As there was some delay in Leslie’s claim and the outstanding litigation had resulted in no distribution being made from the estate, coupled to the fact there was frustration in fulfilling the deceased’s wishes in her 2010 will, the court found it would be equitable to grant Brent’s application. It was found there was no prejudice to either George, who is able to bring his own application for distribution, or Leslie, who is still able to pursue her claim against the residue of the estate.
Discussion of the Legal Principle to be Applied
 In Hecht v. Hecht Estate (1991), 62 B.C.L.R. (2d) 145 (C.A.) at paras. 42- 46 the Court of Appeal set out a number of the factors the court was to consider when deciding whether to exercise its discretion to grant leave to the executors to make an interim distribution when Wills Variation Act proceedings have been commenced. The Wills Variation Act, R.S.B.C. 1996, c. 490, was repealed and replaced by the Act under which proceedings have been commenced by Leslie. Those factors included:
a. the amount of the benefits sought to be distributed as compared to the value of the estate;
b. the claim of the beneficiaries on the testator;
c. the need of beneficiaries for money; and
d. the consent of the residuary beneficiary to the proposed transfer.
See also Henney v. Sander, 2014 BCSC 889 at para. 38.
Application of the Legal Principles and Decision
 The current residual value of the estate, after sale of the house, is $2,569,804.61. Brent seeks a distribution of $250,000. Patricia’s estate would conservatively be valued at $2,300,000 after expenses assuming the litigation proceeded. Brent’s share in the residue of the estate would amount to $460,000, assuming Leslie is not successful.
 If Leslie is successful I do not think she would be awarded an interest in excess of 50% of the residual value of the estate, given the expressed intentions of Patricia in the 2006 letter and in her two wills. I emphasize however that I make no findings whatsoever concerning the entitlement Leslie may or may not have to share in Patricia’s estate. This entitlement is a matter solely reserved to the trial judge. I must apply the factors set out earlier in Hecht.
 Clearly both Brent and George have claims on Patricia’s estate as both are named in her 2010 Will. George is granted an 80% share of the residue of the estate in both her 2005 and 2010 Will. Patricia’s reasons for granting him this portion of her estate are set out in her 2006 letter as noted above.
 Brent has need for money as his income does not cover his expenses and the wishes of Patricia that he enjoy the ability to travel and enjoy his remaining years are unfulfilled because the affairs of the estate have not been able to be wound up as Leslie’s lawsuit remains outstanding.
 The remaining beneficiaries, George and Leslie, do not consent to an interim distribution being made to Brent unless a similar interim distribution is made to them. While George may be entitled to and ought to be granted an interim distribution, he has not brought a separate application for such interim distribution by which the court can judge whether or not he meets the factors set out in Hecht. Accordingly, I am not prepared to order an interim distribution be made to George without such application being before me.

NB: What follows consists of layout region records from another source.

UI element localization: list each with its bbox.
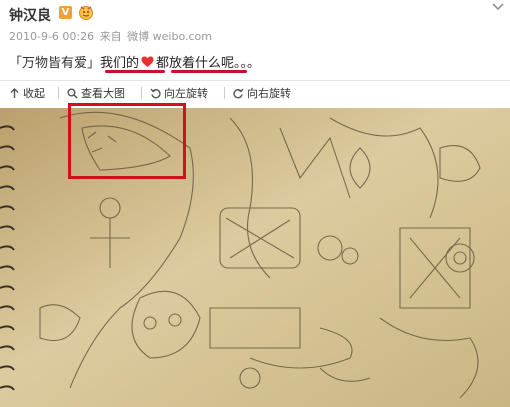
- rotate-right-label: 向右旋转: [247, 87, 291, 100]
- view-large-button[interactable]: 查看大图: [67, 85, 125, 101]
- search-icon: [67, 88, 78, 99]
- heart-icon: [141, 56, 154, 67]
- image-toolbar: 收起 查看大图 向左旋转 向右旋转: [0, 80, 510, 105]
- collapse-button[interactable]: 收起: [9, 85, 45, 101]
- rotate-left-icon: [150, 88, 161, 98]
- verified-badge[interactable]: V: [59, 6, 72, 19]
- collapse-label: 收起: [23, 87, 45, 100]
- rotate-right-icon: [233, 88, 244, 98]
- underline-2: [171, 70, 247, 73]
- post-text-part-2: 都放着什么呢。。。: [156, 56, 261, 71]
- separator: [141, 87, 142, 99]
- post-text: 「万物皆有爱」我们的 都放着什么呢。。。: [9, 52, 260, 71]
- highlight-box: [68, 103, 186, 179]
- source-prefix: 来自: [99, 30, 122, 43]
- topic-tag[interactable]: 「万物皆有爱」: [9, 56, 100, 71]
- timestamp[interactable]: 2010-9-6 00:26: [9, 30, 94, 43]
- source-link[interactable]: 微博 weibo.com: [127, 30, 212, 43]
- rotate-right-button[interactable]: 向右旋转: [233, 85, 291, 101]
- rotate-left-label: 向左旋转: [164, 87, 208, 100]
- rotate-left-button[interactable]: 向左旋转: [150, 85, 208, 101]
- post-text-part-1: 我们的: [100, 56, 140, 71]
- username[interactable]: 钟汉良: [9, 5, 51, 25]
- collapse-arrow-icon: [10, 87, 19, 98]
- chevron-down-icon[interactable]: [492, 2, 504, 12]
- post-meta: 2010-9-6 00:26 来自 微博 weibo.com: [9, 28, 214, 44]
- separator: [224, 87, 225, 99]
- separator: [58, 87, 59, 99]
- medal-icon[interactable]: [78, 4, 94, 20]
- underline-1: [105, 70, 165, 73]
- view-large-label: 查看大图: [81, 87, 125, 100]
- post-header: 钟汉良 V: [0, 0, 510, 28]
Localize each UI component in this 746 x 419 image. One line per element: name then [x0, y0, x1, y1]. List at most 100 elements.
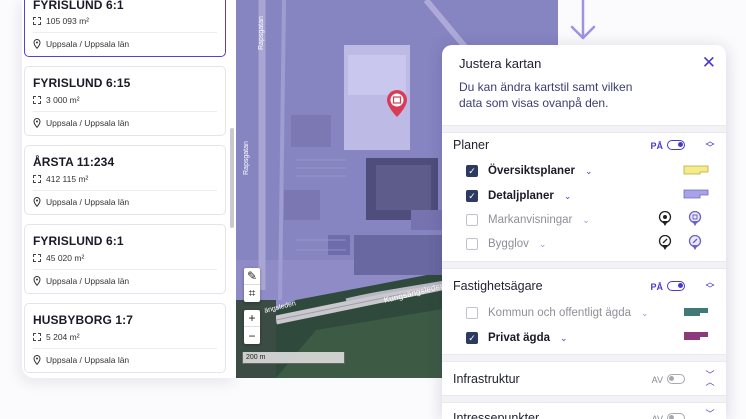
property-title: ÅRSTA 11:234 [33, 155, 115, 169]
layer-row[interactable]: Kommun och offentligt ägda ⌄ [466, 307, 649, 319]
property-card[interactable]: ÅRSTA 11:234 412 115 m² Uppsala / Uppsal… [24, 145, 226, 215]
property-title: HUSBYBORG 1:7 [33, 313, 133, 327]
checkbox-checked[interactable]: ✓ [466, 332, 478, 344]
checkbox-unchecked[interactable] [466, 307, 478, 319]
layer-row[interactable]: ✓ Privat ägda ⌄ [466, 332, 568, 344]
area-icon [33, 333, 41, 341]
location-pin-icon [33, 197, 41, 207]
close-icon[interactable]: ✕ [702, 54, 716, 71]
road-label: Rapsgatan [243, 141, 250, 175]
location-pin-icon [33, 118, 41, 128]
area-icon [33, 254, 41, 262]
checkbox-unchecked[interactable] [466, 214, 478, 226]
chevron-expand-icon[interactable]: ︿ ﹀ [704, 278, 716, 294]
layer-label: Översiktsplaner [488, 165, 575, 177]
layer-row[interactable]: ✓ Detaljplaner ⌄ [466, 190, 571, 202]
panel-title: Justera kartan [459, 56, 542, 71]
property-area: 412 115 m² [33, 174, 88, 184]
legend-icons [658, 235, 702, 250]
section-title-planer: Planer [453, 138, 490, 152]
location-pin-icon [33, 39, 41, 49]
marker-badge-icon [688, 211, 702, 226]
layer-label: Markanvisningar [488, 214, 573, 226]
hammer-pin-icon [658, 235, 672, 250]
divider [442, 354, 726, 362]
zoom-control: + − [244, 310, 260, 344]
marker-pin-icon [658, 211, 672, 226]
chevron-down-icon[interactable]: ⌄ [582, 215, 590, 226]
chevron-expand-icon[interactable]: ﹀︿ [704, 410, 716, 419]
area-icon [33, 96, 41, 104]
legend-icons [658, 211, 702, 226]
draw-toolbar: ✎ ⌗ [244, 268, 260, 302]
property-location: Uppsala / Uppsala län [33, 197, 129, 207]
property-title: FYRISLUND 6:1 [33, 0, 124, 12]
property-card[interactable]: HUSBYBORG 1:7 5 204 m² Uppsala / Uppsala… [24, 303, 226, 373]
toggle-infrastruktur[interactable] [667, 374, 685, 384]
layer-row[interactable]: ✓ Översiktsplaner ⌄ [466, 165, 592, 177]
pencil-icon[interactable]: ✎ [244, 268, 260, 285]
toggle-label: AV [651, 375, 663, 385]
property-card[interactable]: FYRISLUND 6:1 105 093 m² Uppsala / Uppsa… [24, 0, 226, 57]
property-card[interactable]: FYRISLUND 6:1 45 020 m² Uppsala / Uppsal… [24, 224, 226, 294]
layer-row[interactable]: Bygglov ⌄ [466, 238, 546, 250]
property-card[interactable]: FYRISLUND 6:15 3 000 m² Uppsala / Uppsal… [24, 66, 226, 136]
layer-label: Bygglov [488, 238, 529, 250]
location-pin-icon [33, 276, 41, 286]
location-pin-icon [33, 355, 41, 365]
checkbox-checked[interactable]: ✓ [466, 165, 478, 177]
map-settings-panel: Justera kartan ✕ Du kan ändra kartstil s… [442, 45, 726, 419]
layer-row[interactable]: Markanvisningar ⌄ [466, 214, 590, 226]
toggle-intressepunkter[interactable] [667, 413, 685, 419]
property-area: 105 093 m² [33, 16, 89, 26]
divider [33, 32, 217, 33]
property-title: FYRISLUND 6:15 [33, 76, 131, 90]
legend-swatch [684, 332, 708, 340]
property-location: Uppsala / Uppsala län [33, 118, 129, 128]
zoom-in-button[interactable]: + [244, 310, 260, 327]
property-area: 5 204 m² [33, 332, 80, 342]
divider [442, 261, 726, 269]
legend-swatch [683, 189, 709, 199]
divider [442, 395, 726, 403]
square-select-icon[interactable]: ⌗ [244, 285, 260, 302]
area-icon [33, 17, 41, 25]
property-title: FYRISLUND 6:1 [33, 234, 124, 248]
property-area: 3 000 m² [33, 95, 80, 105]
section-title-fastighetsagare: Fastighetsägare [453, 279, 543, 293]
legend-swatch [684, 308, 708, 316]
divider [33, 190, 217, 191]
area-icon [33, 175, 41, 183]
toggle-fastighetsagare[interactable] [667, 281, 685, 291]
chevron-down-icon[interactable]: ⌄ [585, 166, 593, 177]
chevron-down-icon[interactable]: ⌄ [641, 308, 649, 319]
layer-label: Privat ägda [488, 332, 550, 344]
toggle-label: PÅ [650, 141, 663, 151]
list-scrollbar[interactable] [230, 128, 234, 228]
legend-swatch [683, 165, 709, 175]
section-title-infrastruktur: Infrastruktur [453, 372, 520, 386]
zoom-out-button[interactable]: − [244, 327, 260, 344]
divider [33, 111, 217, 112]
checkbox-unchecked[interactable] [466, 238, 478, 250]
chevron-expand-icon[interactable]: ︿ ﹀ [704, 137, 716, 153]
divider [442, 125, 726, 133]
property-area: 45 020 m² [33, 253, 84, 263]
toggle-label: PÅ [650, 282, 663, 292]
divider [33, 348, 217, 349]
toggle-label: AV [651, 414, 663, 419]
chevron-down-icon[interactable]: ⌄ [560, 333, 568, 344]
layer-label: Kommun och offentligt ägda [488, 307, 631, 319]
layer-label: Detaljplaner [488, 190, 554, 202]
panel-description: Du kan ändra kartstil samt vilken data s… [459, 80, 633, 110]
chevron-down-icon[interactable]: ⌄ [564, 191, 572, 202]
road-label: Rapsgatan [258, 16, 265, 50]
toggle-planer[interactable] [667, 140, 685, 150]
property-location: Uppsala / Uppsala län [33, 355, 129, 365]
chevron-expand-icon[interactable]: ﹀︿ [704, 371, 716, 387]
hammer-badge-icon [688, 235, 702, 250]
property-list-panel: FYRISLUND 6:1 105 093 m² Uppsala / Uppsa… [22, 0, 236, 378]
section-title-intressepunkter: Intressepunkter [453, 411, 540, 419]
chevron-down-icon[interactable]: ⌄ [539, 239, 547, 250]
checkbox-checked[interactable]: ✓ [466, 190, 478, 202]
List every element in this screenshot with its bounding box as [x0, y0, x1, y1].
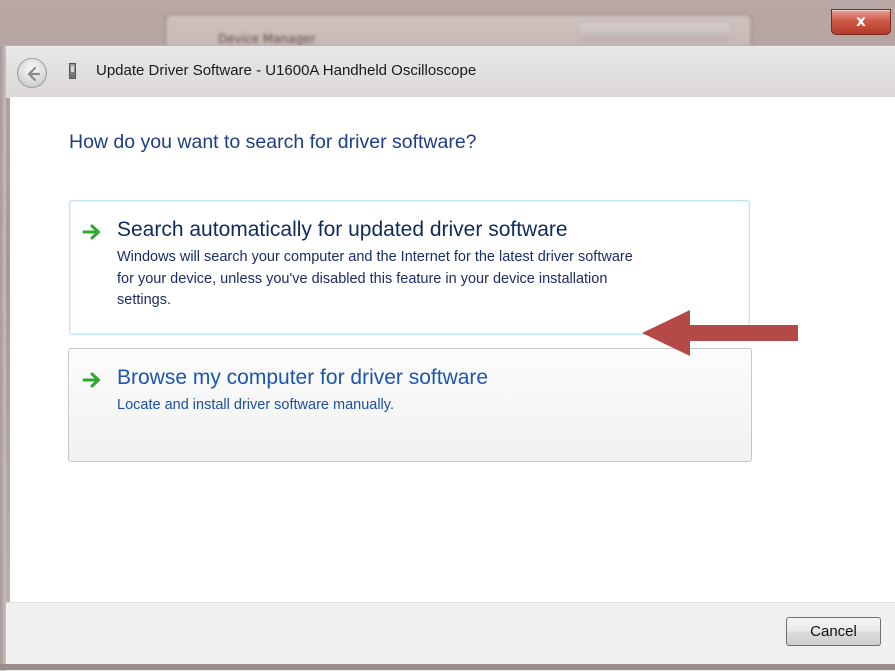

 Leslie is not a residuary beneficiary. She issued her notice of civil claim on August 21, 2015. Responses to the civil claim were filed by the executor and by George on September 17, 2015 and by Brent on October 28, 2015. This application was filed September 13, 2016. No steps have been taken in the claim filed by Leslie. The outstanding litigation has resulted in no distributions being made from the estate and a frustration in fulfilling the terms of Patricia’s wishes as expressed in her 2010 Will. In my view, it would be equitable not to grant Brent’s application.
 I find there is no prejudice to either George, who can bring his separate application for an interim distribution, or Leslie, who can pursue her claim against the residue of the estate on an expeditious basis.
 For the above reasons I grant Brent’s application.